Study the ways in which the inexactness and uncertainty come from existing measures and forecasts of winds and currents.
Studying and examining predictions of how the oil will weather, or be broken down in the atmosphere, when it sits on the water.
GNOME is accessible to the public. The user downloads tide and current information for the location in question, then enters it into the GNOME program. A "movie" results, showing the forecasted trajectory of the oil!
The fact that GNOME recognized inexactness and uncertainty in the current modeling technology indicates that models are not completely dependable because of the uncertainties that come from atmospheric measuring and tide/current prediction models.
With the ongoing argument and disagreement concerning global warming, it is clear that no existing system for measuring temperature, weather and tides is unassailable. Therefore the certainty of modeling output that is based on existing measurements and data collection is also in question, and oil trajectory models become some of the most dicey propositions of all.
Dr. Pootjitha D. Yapa and others have been working on various models for predicting the trajectory of oil spills under various conditions and in various presentations of data.
This group has come up with several models:
Animated 3-D model: One model, developed at the Clarkson University Engineering Department, focuses on predicting the trajectory of the BP oil spill based on physical and chemical processes that oil goes through in the water. There is evaporated, dispersed, dissolved, surface and water column oil. These and other factors are input to produce an animated 3-D model of the predicted oil trajectory throughout the water, not just at the surface.
There is a model for analyzing the spread and movement of oil in ice covered waters.
The DEPOSE oil trajectory model looks at dissolution, evaporation, photo-oxidation, sedimentation, and emulsification
As shown, there are many models for projecting the movement, transport, trajectory and dissolution or breakdown of oil in various waters of the world. But such models are only as good as the data that is collected. It is impossible to know exactly how dispersants are doing in every square millimeter of water and oil. The presence of oil that has broken down into microscopic particles is creating new challenges. There is no way to measure the atmospheric and water temperatures in an equally comprehensive way. There are issues that approach chaos theory in their nonlinear and other effects.

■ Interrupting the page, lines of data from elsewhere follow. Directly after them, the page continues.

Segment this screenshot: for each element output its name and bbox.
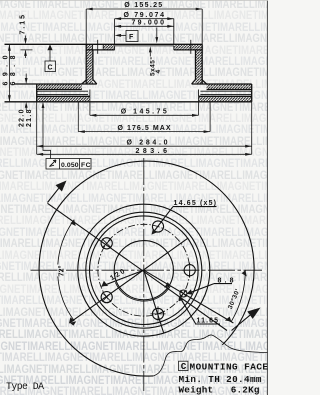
- pin hole with cross: [180, 290, 187, 297]
- svg-text:Ø 284.0: Ø 284.0: [127, 140, 168, 147]
- svg-text:68.8: 68.8: [10, 55, 17, 85]
- hat right wall outline: [196, 44, 203, 84]
- hat top plate mid-left segment (hatched): [103, 44, 114, 50]
- flatness callout box 0.050 FC: [46, 159, 91, 170]
- svg-text:F: F: [129, 34, 134, 41]
- svg-text:Type DA: Type DA: [6, 381, 44, 392]
- svg-text:C: C: [181, 361, 187, 372]
- ray for 120° dimension with arrow: [102, 270, 144, 286]
- chamfer leader lower arrow and 5x45°/4 note: [149, 46, 163, 76]
- hat left wall (hatched): [86, 50, 93, 84]
- dimension 69.0/68.8 vertical far left: [3, 44, 18, 102]
- svg-text:C: C: [48, 64, 53, 71]
- break wavy line: [153, 335, 269, 376]
- dimension 79.000: [115, 20, 174, 28]
- horizontal centerline: [31, 269, 263, 271]
- ring inner edge right below vent: [198, 90, 200, 97]
- 72° arc: [58, 220, 74, 321]
- mounting face line (datum C plane): [5, 43, 203, 45]
- bolt circle Ø120.65 dash-dot: [98, 224, 190, 316]
- svg-text:MOUNTING FACE: MOUNTING FACE: [190, 361, 269, 372]
- ray through pin hole (30°30'): [144, 270, 234, 323]
- datum F flag pointing at bore: [115, 31, 138, 42]
- hat top plate bottom edge right: [174, 49, 202, 51]
- scan border right edge: [267, 0, 268, 395]
- left wall foot fillet: [82, 80, 97, 85]
- label C MOUNTING FACE: [179, 361, 269, 372]
- bolt hole right: [182, 263, 197, 278]
- flatness callout leader: [42, 102, 51, 159]
- ray to lower-right bolt hole: [144, 270, 164, 332]
- ring inner edge left below vent: [89, 90, 91, 97]
- ring bottom plate inner lines: [37, 95, 252, 97]
- hat top plate right segment (hatched): [174, 44, 202, 50]
- center bore circle Ø79: [114, 241, 173, 300]
- text 120 rotated: [109, 268, 126, 282]
- 30°30' arc: [231, 270, 245, 321]
- label 14.65 (x5) with leader: [152, 200, 217, 235]
- dimension Ø79.074: [115, 12, 174, 20]
- 120° arc: [115, 282, 170, 301]
- ring bottom edge line: [5, 101, 252, 103]
- 30°30' arc end arrows: [225, 270, 247, 321]
- label Min. TH 20.4mm: [179, 374, 262, 385]
- svg-text:Min. TH 20.4mm: Min. TH 20.4mm: [179, 374, 262, 385]
- diagonal ray through lower-left bolt hole extended: [70, 238, 189, 323]
- ring left outer edge: [36, 84, 38, 102]
- dimension 22.0/21.8 vertical: [19, 74, 34, 128]
- svg-text:72°: 72°: [58, 265, 66, 276]
- bore right edge extension: [173, 19, 175, 45]
- vent slot right: [200, 91, 251, 94]
- dimension Ø155.25: [86, 2, 202, 10]
- label Type DA: [6, 381, 44, 392]
- circle Ø176.5: [78, 204, 210, 336]
- hat outer left edge extension: [85, 9, 87, 44]
- svg-text:30°30': 30°30': [226, 287, 242, 310]
- hat left wall outline: [86, 44, 93, 84]
- hat right wall (hatched): [196, 50, 203, 84]
- label 8.8 with leader: [187, 278, 234, 295]
- bolt hole bottom-right: [150, 306, 165, 321]
- ring top plate inner lines: [37, 89, 252, 91]
- hat top plate bottom edge left: [86, 49, 114, 51]
- circle Ø145.75: [90, 216, 199, 325]
- arrow at end of lower-left ray (72° arc end): [70, 321, 77, 325]
- vent slot left: [37, 91, 88, 94]
- svg-text:283.6: 283.6: [136, 148, 168, 155]
- friction ring bottom plate right (hatched): [199, 96, 252, 102]
- chamfer leader upper arrow: [155, 28, 158, 44]
- svg-text:Ø 79.074: Ø 79.074: [124, 12, 165, 19]
- bore left edge extension: [114, 19, 116, 45]
- right bolt hole centerline: [190, 40, 192, 54]
- friction ring top plate right (hatched): [207, 84, 252, 90]
- section arrow lower right: [232, 308, 261, 331]
- svg-text:FC: FC: [81, 162, 91, 169]
- svg-text:22.0: 22.0: [19, 109, 26, 127]
- svg-text:7.15: 7.15: [20, 15, 27, 35]
- hat top plate left segment (hatched): [86, 44, 92, 50]
- datum C flag on mounting face: [45, 44, 56, 71]
- bolt hole top-left with cross: [101, 238, 112, 249]
- svg-text:14.65 (x5): 14.65 (x5): [174, 200, 217, 207]
- dimension 283.6: [37, 148, 252, 156]
- friction ring top plate left (hatched): [37, 84, 82, 90]
- ring top edge line: [14, 83, 252, 85]
- ring right outer edge: [251, 84, 253, 102]
- label Weight 6.2Kg: [179, 385, 260, 395]
- outer circle Ø284 (gap at lower right replaced by break line): [39, 161, 254, 376]
- 72° arc end arrows: [69, 220, 76, 324]
- svg-text:0.050: 0.050: [61, 162, 79, 169]
- right wall foot fillet: [192, 80, 207, 85]
- dimension 7.15 vertical left: [20, 15, 33, 58]
- circle Ø155.25: [86, 212, 202, 328]
- friction ring bottom plate left (hatched): [37, 96, 90, 102]
- vertical centerline: [143, 158, 145, 391]
- bolt hole top-right: [152, 221, 163, 232]
- svg-text:Ø 176.5 MAX: Ø 176.5 MAX: [118, 125, 171, 132]
- bore chamfer edge line: [115, 46, 174, 50]
- svg-text:21.8: 21.8: [26, 109, 33, 127]
- dimension Ø176.5 MAX: [78, 102, 210, 133]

As a result, the models are dependable in the gross sense of being able to predict the general transport of huge masses of oil over large areas, but the exact movement, timing of movement and qualities of the oil, dispersant and oil components is impossible to predict with complete and detailed accuracy.
The accuracy required for litigation, for example, is just not there. Litigation requires definitive answers to definitive questions and this science cannot yet provide them. In litigation, the "most reasonable" or "most likely" type of thought may be required in order to adjudicate or to argue matters.
For disaster response, economic, business, social and riparian recovery and long term bio remediation, the general predictions and trajectories provided by today's models, with understanding of the uncertainty involved, will more than serve the needs of program developers, budget personnel, lawmakers, local and regional authorities and response forces. These agencies are built to plan based on predictions then to adapt based on reality.
One thing is sure: Scientists are working very hard and with lifelong preparation and dedication to produce atmospheric, oceanic and planetary models that are improving all of the time.